Citrix will release the latest security updates that fix the leak in the company's servers on Friday. The Lower House has therefore put the Citrix servers back online, a spokesperson told NU.nl.
Earlier this week, patches were released for a number of versions of the Citrix software. Updates for versions 12.1 and 13.0 were added on Friday. Only for the version 10.5 no patch is available yet; Citrix will release this later on Friday.
The patches ensure that the vulnerability in the Citrix systems is addressed. For many municipalities, the Citrix servers therefore switched on again during the course of the week. The House of Representatives has put the servers online again on Thursday afternoon. "It is now possible to read emails and the agenda on mobile devices again," says a spokesperson for the House of Representatives.
At the end of last week, many Dutch organizations, including the House of Representatives and several ministries and municipalities, switched off the Citrix servers. A vulnerability in Citrix's servers enabled malicious parties to remotely have programming code played on a network. They could then take over the entire system.
Many Dutch companies use Citrix, among other things, to enable employees to work at home. That was not possible for many civil servants for a week.
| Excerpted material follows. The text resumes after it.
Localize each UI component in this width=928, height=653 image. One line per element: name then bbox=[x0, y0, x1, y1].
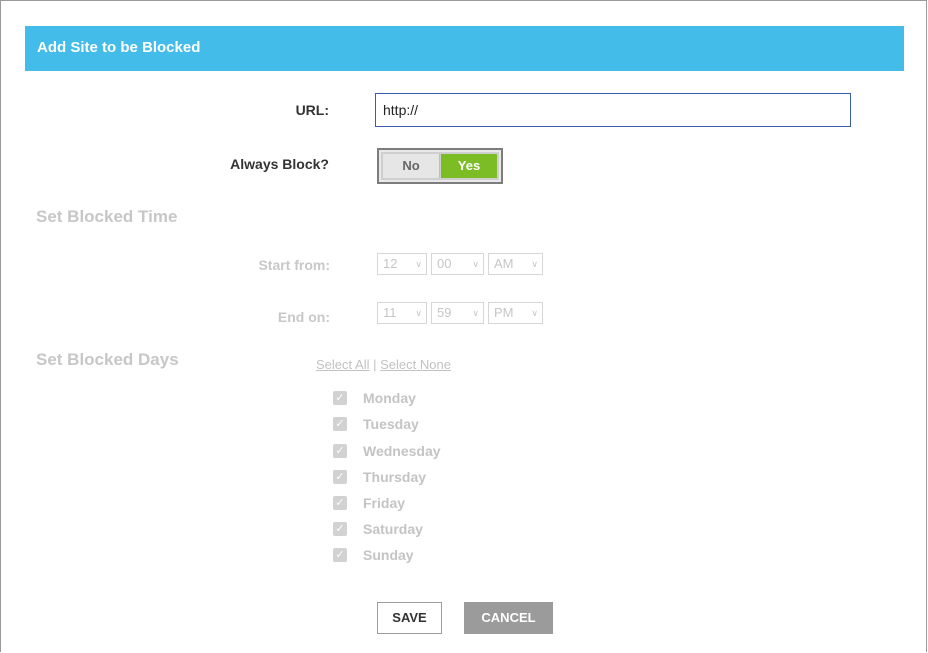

"Keep monitoring the servers"
The National Cyber Security Center (NCSC) warns on Friday that patching Citrix software is only effective if the network of an organization is not compromised. "On the basis of your risk assessment you can determine to what extent this is plausible", according to the organization. The NCSC previously wrote that companies that took steps after January 9 to protect their systems could assume that their systems had been compromised.
A spokesperson for the House of Representatives emphasizes that before the servers were put back online, they were carefully tested to see whether they were safe again. "External experts were also consulted."
The NCSC advises organizations to continue to monitor for abuse after the installation of the patches.